I'm blogging from the 2013 edition of the Google I/O conference in San Francisco today. It's been a busy day that included a three-hour keynote, six hours of booth duty, several technical sessions, and mad gifts to each attendee.
Google I/O is to software developers as Burning Man is to free spirits. Like its twin sister, Apple's World Wide Developer Conference (WWDC), it is four days of pep rally, serious questions and answers, press releases, demos, knowledge transfer, and catching up with old and new friends. It's also hard to get in to. Google I/O tickets sold out in a single day. But somehow we got tickets and we're here with a handful of HuffPost web, mobile, and video developers.
At this year's Google I/O we're demonstrating work we've done to integrate Google+ Sign-in with our website and mobile apps. At last you have the option to log on to HuffPost on any device with your Google+ account and to tightly control how articles are shared through your circles. We've also implemented "deep linking" and Google+ based recommendations in our HuffPost Android app. With deep linking search results on your Android phone's browser are linked to pages inside our HuffPost App. This allows you to bypass our mobile website. With Google+ based recommendations, after you log on to HuffPost with your Google+ account, you get a list of articles based on content your Google+ friends have +1'ed.
We also talked to Google I/O attendees about our experiences using Google Hangouts for guests on HuffPost Live. We are really pushing the Google Hangouts envelope with our 12 hours of live video streaming that almost constantly includes guests via Hangouts. We use Hangouts because it's easy and convenient for our virtual guests and it's a very reliable and high quality video conferencing system for our video producers.

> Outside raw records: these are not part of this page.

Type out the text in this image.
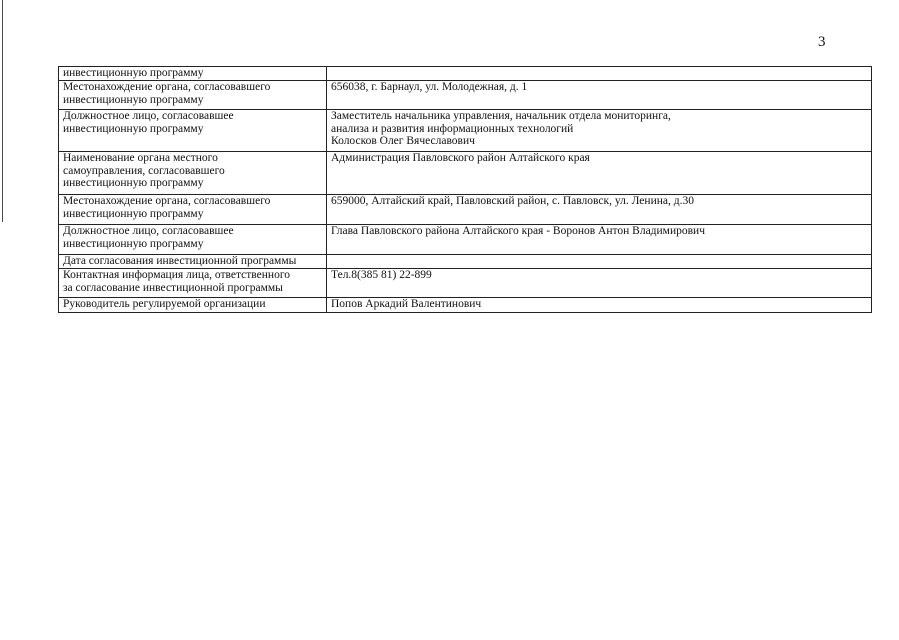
3
инвестиционную программу	

Местонахождение органа, согласовавшего
инвестиционную программу	656038, г. Барнаул, ул. Молодежная, д. 1

Должностное лицо, согласовавшее
инвестиционную программу	Заместитель начальника управления, начальник отдела мониторинга,
анализа и развития информационных технологий
Колосков Олег Вячеславович

Наименование органа местного
самоуправления, согласовавшего
инвестиционную программу	Администрация Павловского район Алтайского края

Местонахождение органа, согласовавшего
инвестиционную программу	659000, Алтайский край, Павловский район, с. Павловск, ул. Ленина, д.30

Должностное лицо, согласовавшее
инвестиционную программу	Глава Павловского района Алтайского края - Воронов Антон Владимирович

Дата согласования инвестиционной программы	

Контактная информация лица, ответственного
за согласование инвестиционной программы	Тел.8(385 81) 22-899

Руководитель регулируемой организации	Попов Аркадий Валентинович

Today's three-hour keynote session was a bit overlong. It was a mix of new product announcements, strategic direction discussions, and demo after demo after demo. Google is doing many things and it's been hard for me to see the rhyme or reason in their various initiatives. But that has changed. It's becoming clearer how all the parts of Google's empire fit together from search, to ads, to web browsers, to mobile phones and tablets, to cloud computing, to maps, to voice controlled software. Apple and Microsoft pioneered this strategy of creating a tightly integrated "private garden" of services, software, and hardware. Google is clearly going in the same direction, but with an "open garden" based on web standards and cloud computing.
One of the most interesting announcements and demos at Google I/O, which reinforces this "open garden," is a redesign of Google+ with mobile friendly content linked together through automated hashtags. Twitter made hashtags famous. Twitter users add hashtags, like #IO13 for Google I/O 2013, to their tweets manually. In the new Google+ design hashtags are created automatically by Google's powerful cloud of "machine learning algorithms." Google recognizes subject matter related to a topic, automatically apply a hashtag, and gives users the ability to browse more public posts with that same tag. With this one feature Google is knitting together its social, cloud, mobile, and artificial intelligence strategies.
Another clearly strategic move on Google's part was to give every attendee a Chromebook Pixel. The big give-away is one of the most anticipated traditions of Google I/O. Many attendees were hoping for a Google Glass, the glasses-like computer you wear wrapped around your head. Google Glass is a device straight out of science fiction and still a few years away from commercial viability (it's too expensive and too ugly right now for a general audience). So why did Google shy away from something really groundbreaking and give what is essentially a fancy notebook computer without a hard drive or the ability to run applications locally to every developer passionate enough to attend Google I/O this year?
After absorbing the keynote and attending a few technical sessions, I believe Google really wants us to stop developing desktop applications and figure out how to do everything on the server or in the cloud. There are several good reasons why consumers will benefit from this web-only paradigm: better security, easy access, no problems with out-of-date software. But there are several drawbacks for consumers: Privacy concerns, the need for reliable high speed internet access, and some tasks that just can't be done by web client technology -- any task that requires sophisticated tools. You can write a blog post in the cloud but you can't write a novel just yet.
By giving away Pixels Google is trying to motivate developers to solve the hard problems, the problems that right now are only solved by application software. One of my favorite applications is Apple's GarageBand. It would be really tough to turn that into a web-based app that runs in a browser and still get all the drag and drop features, fine control over music quality, and snappy user interface. Tough but not impossible. Maybe one of this year's Google I/O attendees will solve this problem and give the world an alternative to Apple's music construction kit that runs on any computer with web browser.
The Chromebook Pixel itself is a nifty machine with a few flaws. The display screen is amazing and touch sensitive. But the keyboard and track pad feel cheap and toy-like. Setting up the Pixel is a breeze but using it is limited by your internet connection. I wrote this blog post on the Pixel in my hotel room where the wireless Internet service drops in and out like a yo-yo. So the Pixel's word processor freezes up every now and then and interrupts my "flow."
There is much more to report from Google I/O but tomorrow is another long day of information overload and like all good HuffPosters I'm going to get a good night sleep so I'm rested, relaxed, and ready to tackle the Google "world of tomorrow" in the morning.